Nak, janganlah seperti Bapak
Yang susah mewujudkan mimpinya
Besarlah dengan semua harapan yang kamu miliki
Ku iringi doa dari hati kami
Nak, maafkanlah Bapakmu
Jikalau ada yang kurang dariku
Jagalah cinta dan sebarkanlah dengan nurani jiwa
Yang akan meneduhkan semesta
Terbanglah terbang melambung ke angkasa
Turuti apa kata hatimu
Tinggilah tinggi dan seperti matahari
Menyinari seisi dunia
Nak, janganlah seperti Bapak
“Tidak usah kamu risaukan tentang kamu nanti jadi apa. Kamu
kuliah di arsitektur, apakah harus jadi seorang arsitek? Tentu saja tidak. Kamu
bisa jadi dosen atau yang lainnya. Tidak
untuk kamu pikirkan saat ini. Yakinlah , semua ilmu yang kamu peroleh pasti
banyak manfaatnya bagi kehidupan, untuk itu bersungguh-sungguhlah.

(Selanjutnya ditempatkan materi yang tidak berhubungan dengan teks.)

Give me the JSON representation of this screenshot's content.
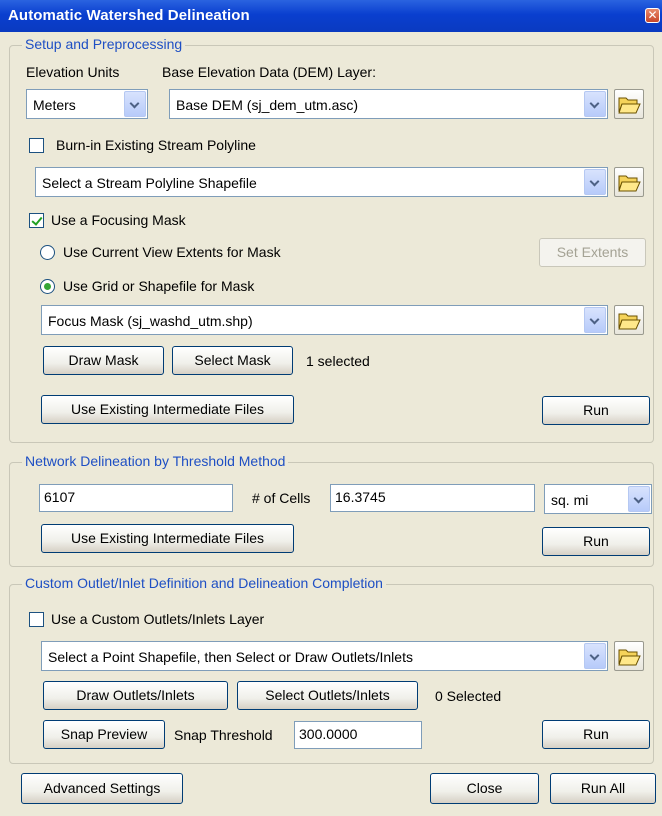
{
  "window": {
    "title": "Automatic Watershed Delineation"
  },
  "setup": {
    "legend": "Setup and Preprocessing",
    "elevation_units_label": "Elevation Units",
    "elevation_units_value": "Meters",
    "dem_label": "Base Elevation Data (DEM) Layer:",
    "dem_value": "Base DEM (sj_dem_utm.asc)",
    "burnin_label": "Burn-in Existing Stream Polyline",
    "burnin_checked": false,
    "stream_value": "Select a Stream Polyline Shapefile",
    "focus_label": "Use a Focusing Mask",
    "focus_checked": true,
    "view_extents_label": "Use Current View Extents for Mask",
    "set_extents_label": "Set Extents",
    "grid_mask_label": "Use Grid or Shapefile for Mask",
    "mask_value": "Focus Mask (sj_washd_utm.shp)",
    "draw_mask_label": "Draw Mask",
    "select_mask_label": "Select Mask",
    "selected_count": "1 selected",
    "use_existing_label": "Use Existing Intermediate Files",
    "run_label": "Run"
  },
  "network": {
    "legend": "Network Delineation by Threshold Method",
    "area_value": "6107",
    "cells_label": "# of Cells",
    "cells_value": "16.3745",
    "units_value": "sq. mi",
    "use_existing_label": "Use Existing Intermediate Files",
    "run_label": "Run"
  },
  "outlet": {
    "legend": "Custom Outlet/Inlet Definition and Delineation Completion",
    "custom_layer_label": "Use a Custom Outlets/Inlets Layer",
    "custom_layer_checked": false,
    "point_value": "Select a Point Shapefile, then Select or Draw Outlets/Inlets",
    "draw_label": "Draw Outlets/Inlets",
    "select_label": "Select Outlets/Inlets",
    "selected_count": "0 Selected",
    "snap_preview_label": "Snap Preview",
    "snap_threshold_label": "Snap Threshold",
    "snap_threshold_value": "300.0000",
    "run_label": "Run"
  },
  "footer": {
    "advanced_label": "Advanced Settings",
    "close_label": "Close",
    "run_all_label": "Run All"
  },
  "colors": {
    "title_bar": "#0a3fcf",
    "legend_text": "#1e4fc4",
    "dialog_bg": "#ece9d8"
  },
  "icons": {
    "folder": "open-folder-icon",
    "close": "close-icon",
    "dropdown": "chevron-down-icon"
  }
}
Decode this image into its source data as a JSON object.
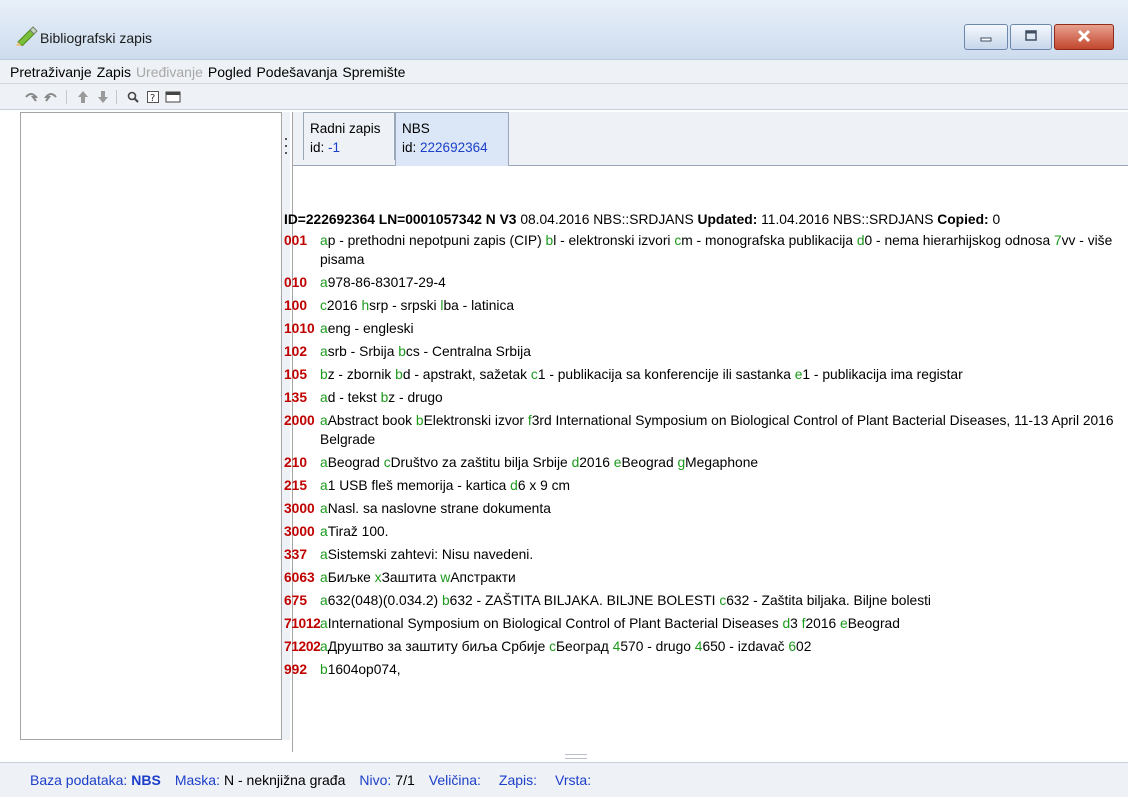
{
  "window": {
    "title": "Bibliografski zapis"
  },
  "menu": [
    "Pretraživanje",
    "Zapis",
    "Uređivanje",
    "Pogled",
    "Podešavanja",
    "Spremište"
  ],
  "menu_disabled": "Uređivanje",
  "tabs": [
    {
      "label": "Radni zapis",
      "id_label": "id:",
      "id_value": "-1"
    },
    {
      "label": "NBS",
      "id_label": "id:",
      "id_value": "222692364"
    }
  ],
  "record": {
    "header": {
      "id": "ID=222692364",
      "ln": "LN=0001057342",
      "nv": "N V3",
      "created": "08.04.2016 NBS::SRDJANS",
      "updated_label": "Updated:",
      "updated": "11.04.2016 NBS::SRDJANS",
      "copied_label": "Copied:",
      "copied": "0"
    },
    "fields": [
      {
        "tag": "001",
        "parts": [
          [
            "a",
            "p - prethodni nepotpuni zapis (CIP) "
          ],
          [
            "b",
            "l - elektronski izvori "
          ],
          [
            "c",
            "m - monografska publikacija "
          ],
          [
            "d",
            "0 - nema hierarhijskog odnosa "
          ],
          [
            "7",
            "vv - više pisama"
          ]
        ]
      },
      {
        "tag": "010",
        "parts": [
          [
            "a",
            "978-86-83017-29-4"
          ]
        ]
      },
      {
        "tag": "100",
        "parts": [
          [
            "c",
            "2016 "
          ],
          [
            "h",
            "srp - srpski "
          ],
          [
            "l",
            "ba - latinica"
          ]
        ]
      },
      {
        "tag": "1010",
        "parts": [
          [
            "a",
            "eng - engleski"
          ]
        ]
      },
      {
        "tag": "102",
        "parts": [
          [
            "a",
            "srb - Srbija "
          ],
          [
            "b",
            "cs - Centralna Srbija"
          ]
        ]
      },
      {
        "tag": "105",
        "parts": [
          [
            "b",
            "z - zbornik "
          ],
          [
            "b",
            "d - apstrakt, sažetak "
          ],
          [
            "c",
            "1 - publikacija sa konferencije ili sastanka "
          ],
          [
            "e",
            "1 - publikacija ima registar"
          ]
        ]
      },
      {
        "tag": "135",
        "parts": [
          [
            "a",
            "d - tekst "
          ],
          [
            "b",
            "z - drugo"
          ]
        ]
      },
      {
        "tag": "2000",
        "parts": [
          [
            "a",
            "Abstract book "
          ],
          [
            "b",
            "Elektronski izvor "
          ],
          [
            "f",
            "3rd International Symposium on Biological Control of Plant Bacterial Diseases, 11-13 April 2016 Belgrade"
          ]
        ]
      },
      {
        "tag": "210",
        "parts": [
          [
            "a",
            "Beograd "
          ],
          [
            "c",
            "Društvo za zaštitu bilja Srbije "
          ],
          [
            "d",
            "2016 "
          ],
          [
            "e",
            "Beograd "
          ],
          [
            "g",
            "Megaphone"
          ]
        ]
      },
      {
        "tag": "215",
        "parts": [
          [
            "a",
            "1 USB fleš memorija - kartica "
          ],
          [
            "d",
            "6 x 9 cm"
          ]
        ]
      },
      {
        "tag": "3000",
        "parts": [
          [
            "a",
            "Nasl. sa naslovne strane dokumenta"
          ]
        ]
      },
      {
        "tag": "3000",
        "parts": [
          [
            "a",
            "Tiraž 100."
          ]
        ]
      },
      {
        "tag": "337",
        "parts": [
          [
            "a",
            "Sistemski zahtevi: Nisu navedeni."
          ]
        ]
      },
      {
        "tag": "6063",
        "parts": [
          [
            "a",
            "Биљке "
          ],
          [
            "x",
            "Заштита "
          ],
          [
            "w",
            "Апстракти"
          ]
        ]
      },
      {
        "tag": "675",
        "parts": [
          [
            "a",
            "632(048)(0.034.2) "
          ],
          [
            "b",
            "632 - ZAŠTITA BILJAKA. BILJNE BOLESTI "
          ],
          [
            "c",
            "632 - Zaštita biljaka. Biljne bolesti"
          ]
        ]
      },
      {
        "tag": "71012",
        "parts": [
          [
            "a",
            "International Symposium on Biological Control of Plant Bacterial Diseases "
          ],
          [
            "d",
            "3 "
          ],
          [
            "f",
            "2016 "
          ],
          [
            "e",
            "Beograd"
          ]
        ]
      },
      {
        "tag": "71202",
        "parts": [
          [
            "a",
            "Друштво за заштиту биља Србије "
          ],
          [
            "c",
            "Београд "
          ],
          [
            "4",
            "570 - drugo "
          ],
          [
            "4",
            "650 - izdavač "
          ],
          [
            "6",
            "02"
          ]
        ]
      },
      {
        "tag": "992",
        "parts": [
          [
            "b",
            "1604op074,"
          ]
        ]
      }
    ]
  },
  "status": {
    "db_label": "Baza podataka:",
    "db_value": "NBS",
    "mask_label": "Maska:",
    "mask_value": "N - neknjižna građa",
    "level_label": "Nivo:",
    "level_value": "7/1",
    "size_label": "Veličina:",
    "size_value": "",
    "record_label": "Zapis:",
    "record_value": "",
    "type_label": "Vrsta:",
    "type_value": ""
  },
  "colors": {
    "tag": "#c00000",
    "subfield": "#1c9a1c",
    "link_blue": "#1c3fc9"
  },
  "icons": [
    "pencil-app-icon",
    "minimize-icon",
    "maximize-icon",
    "close-icon",
    "undo-icon",
    "redo-icon",
    "arrow-up-icon",
    "arrow-down-icon",
    "search-icon",
    "help-icon",
    "card-icon"
  ]
}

“Kamu tentunya juga tahu, banyak tokoh politik dan pemimpin di negeri ini yang latar
belakang pendidikannya di arsitektur. Bersyukur ya Nak, kamu menjadi bagian
dari kampus teknik terbaik, dengan jurusan yang tergolong favorit juga. Segala
kesulitan pasti ada solusi. Teruslah berjuang untuk menggapai mimpimu. Semoga
Allah memudahkan jalanmu. Teruslah menjadi Jay yang romantis, pandai bergaul
dan percaya diri karena selalu ada Allah Yang Maha pengatur segala urusan dan pemberi
rezeki.”
Nasihat panjang dan doaku yang
selalu mengalir, menjadi bagian teramat penting untuk Jay. Berproses dan meraih
mimpi yang tinggi. Itulah harapan terindahku untuk Jay.